The result is a sequence of smaller documents, which can also be found in the document state, cf. State View . All of these documents have the itemType “split”. Also, the original document is kept and indexed. The splitted documents furthermore will be linked to the original document and will be updated when the original document changes.

Configuration Parameters

  1. Split document at these occurrences: please add one or more tags or strings which should serve as a splitting marker for documents.
    The stage will split the text at each of these occurrences. If you add

    <h1 and <h2 


    then a text

    <h1>hello world</h1>…<h2>I am here</h2>… 

    becomes

    1. Document1 body:

      <h1>hello world</h1>…
    2. Document2 body:

      <h2>I am here</h2>… 
  2. Regex to generate an Url extension: Here add a regular expression in Java syntax to detect potential anchor links or URLs on the page.
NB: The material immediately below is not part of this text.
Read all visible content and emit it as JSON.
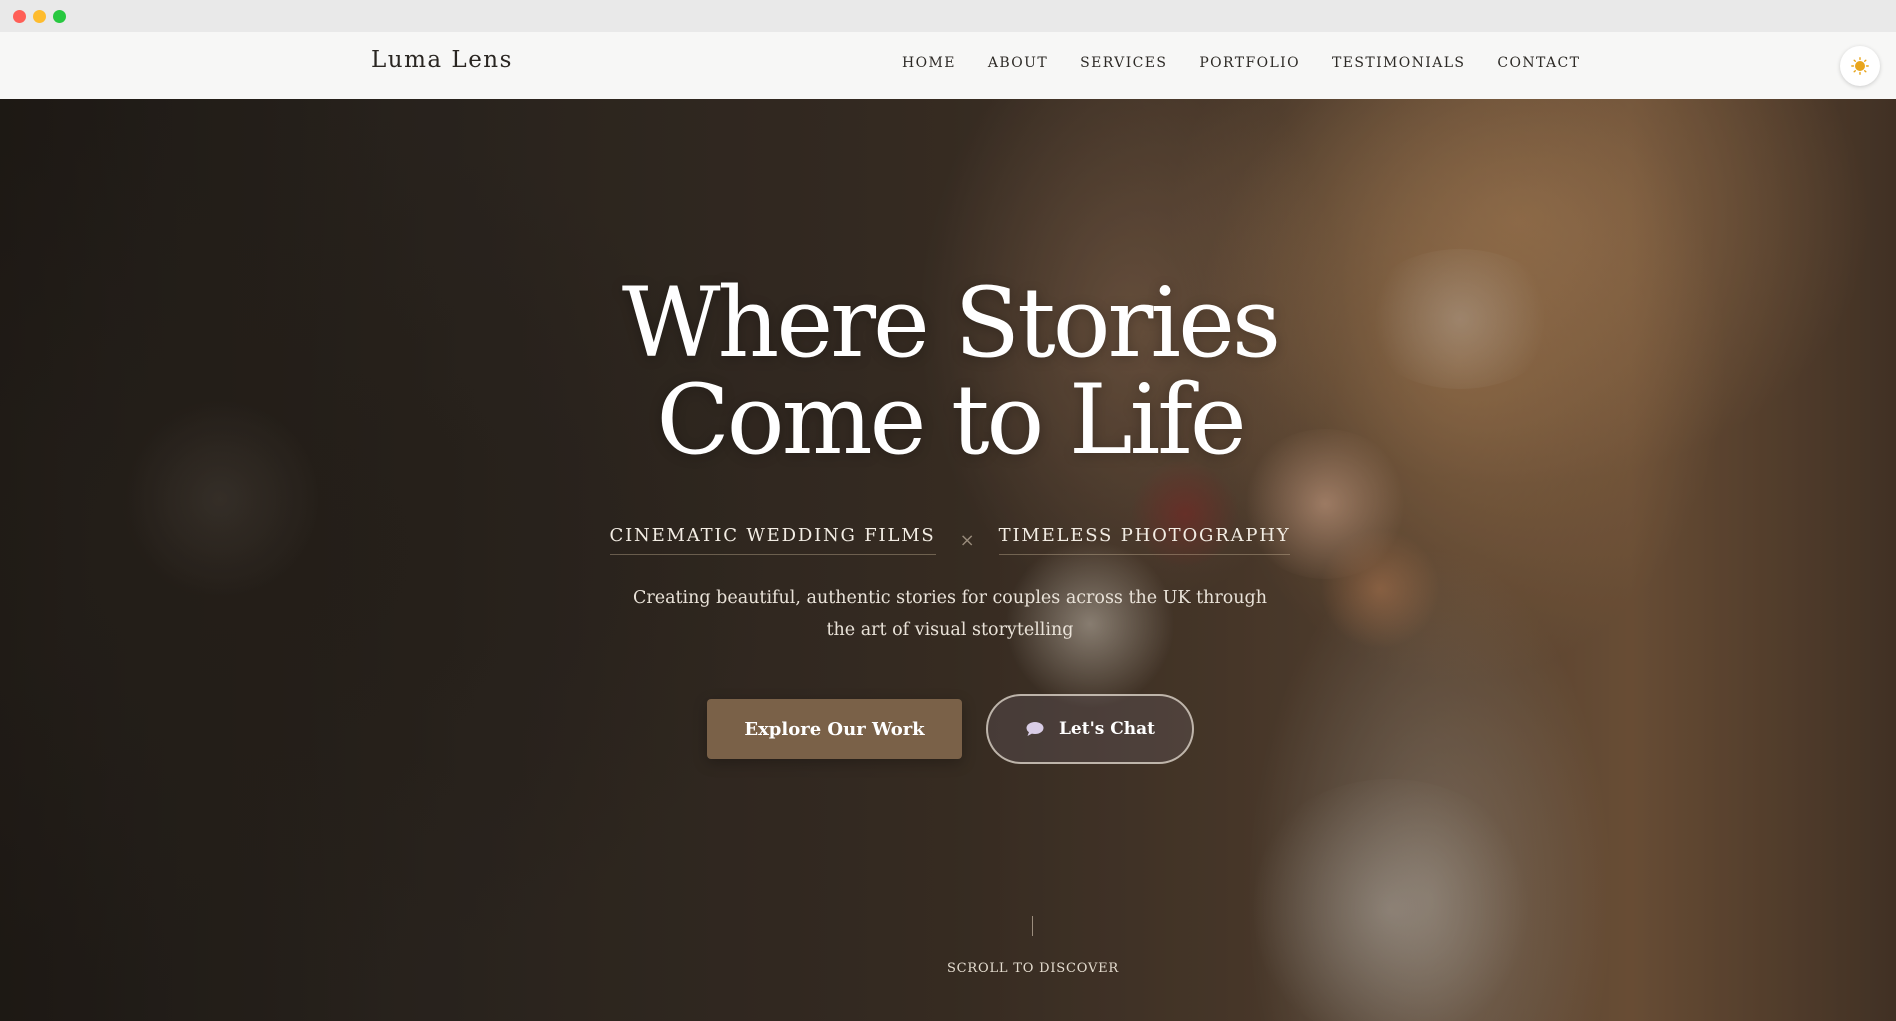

The generated URL will be used as an anchor to the original document’s URL as follows.

    Suppose the original URL is https://en.wikipedia.org/wiki/"Hello,_World!"_program and the page contains

    <h2 id="History">History</h2>

    Then applying the following URL detection

    <h2.+?id="(.+?)".+

    results in the following generated document URL for the splitted document

    https://en.wikipedia.org/wiki/"Hello,_World!"_program#History
  3. Regex to detect the title: This parameter will be used to automatically generate a title for the splitted document. The approach works as follows.
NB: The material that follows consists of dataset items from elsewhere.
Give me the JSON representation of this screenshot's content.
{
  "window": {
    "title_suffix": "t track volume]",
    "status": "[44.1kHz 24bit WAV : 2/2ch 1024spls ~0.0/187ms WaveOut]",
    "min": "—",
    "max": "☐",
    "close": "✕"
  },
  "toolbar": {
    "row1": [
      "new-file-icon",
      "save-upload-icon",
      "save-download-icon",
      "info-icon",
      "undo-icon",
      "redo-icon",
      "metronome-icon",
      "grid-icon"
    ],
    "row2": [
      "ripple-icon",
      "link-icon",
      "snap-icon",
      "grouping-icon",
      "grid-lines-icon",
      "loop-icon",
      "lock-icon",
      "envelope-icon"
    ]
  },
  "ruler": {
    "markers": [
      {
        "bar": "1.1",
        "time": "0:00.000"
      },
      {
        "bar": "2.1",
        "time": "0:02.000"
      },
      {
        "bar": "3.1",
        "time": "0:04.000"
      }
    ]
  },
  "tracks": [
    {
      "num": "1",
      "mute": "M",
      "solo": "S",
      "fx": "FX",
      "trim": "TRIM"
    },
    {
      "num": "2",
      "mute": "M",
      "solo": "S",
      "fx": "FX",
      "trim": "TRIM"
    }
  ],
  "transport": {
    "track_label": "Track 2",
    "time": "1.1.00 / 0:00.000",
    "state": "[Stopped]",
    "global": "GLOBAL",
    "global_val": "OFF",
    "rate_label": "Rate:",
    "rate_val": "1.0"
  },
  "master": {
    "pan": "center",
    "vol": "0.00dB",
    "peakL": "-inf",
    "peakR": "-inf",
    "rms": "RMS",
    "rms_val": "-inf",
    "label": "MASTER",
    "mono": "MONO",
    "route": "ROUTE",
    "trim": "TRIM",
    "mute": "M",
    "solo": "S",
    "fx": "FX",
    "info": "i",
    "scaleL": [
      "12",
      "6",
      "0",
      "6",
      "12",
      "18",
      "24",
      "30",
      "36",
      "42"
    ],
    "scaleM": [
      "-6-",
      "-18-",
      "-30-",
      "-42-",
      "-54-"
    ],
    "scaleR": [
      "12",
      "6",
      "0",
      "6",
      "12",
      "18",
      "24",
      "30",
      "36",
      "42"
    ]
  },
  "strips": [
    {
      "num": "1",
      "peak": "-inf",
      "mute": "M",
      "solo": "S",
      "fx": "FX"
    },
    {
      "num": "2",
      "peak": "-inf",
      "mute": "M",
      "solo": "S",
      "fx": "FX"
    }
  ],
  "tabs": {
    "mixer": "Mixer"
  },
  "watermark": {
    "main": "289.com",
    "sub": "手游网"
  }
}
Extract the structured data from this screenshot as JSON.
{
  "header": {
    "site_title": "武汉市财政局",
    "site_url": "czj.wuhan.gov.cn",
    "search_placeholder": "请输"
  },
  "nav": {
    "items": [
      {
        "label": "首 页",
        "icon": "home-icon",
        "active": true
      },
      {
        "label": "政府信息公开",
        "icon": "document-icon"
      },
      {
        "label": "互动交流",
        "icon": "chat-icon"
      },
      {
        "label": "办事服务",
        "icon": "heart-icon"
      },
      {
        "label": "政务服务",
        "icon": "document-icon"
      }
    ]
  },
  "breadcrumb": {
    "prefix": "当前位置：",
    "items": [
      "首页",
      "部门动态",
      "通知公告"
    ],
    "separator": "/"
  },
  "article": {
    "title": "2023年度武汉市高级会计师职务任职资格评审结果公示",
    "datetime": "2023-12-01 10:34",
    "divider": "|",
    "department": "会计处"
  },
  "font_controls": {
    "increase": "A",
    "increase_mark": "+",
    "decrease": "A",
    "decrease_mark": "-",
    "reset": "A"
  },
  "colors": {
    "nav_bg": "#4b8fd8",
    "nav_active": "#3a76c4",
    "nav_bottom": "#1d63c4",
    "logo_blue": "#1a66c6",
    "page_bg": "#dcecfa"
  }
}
    Suppose the original URL is https://en.wikipedia.org/wiki/"Hello,_World!"_program and the page contains

    <h2 id="History">History</h2>

    Then applying the following title detection

    <h2.+?>(.+?)</h2>

    results in the following generated title for the splitted document is

    History
  4. Fallback maximum length: determines how many characters a splitted document should become at most. If between two of the occurrences in 1. lie more than this amount of characters, the document will be splitted at the next end of a sentence after this amount of characters.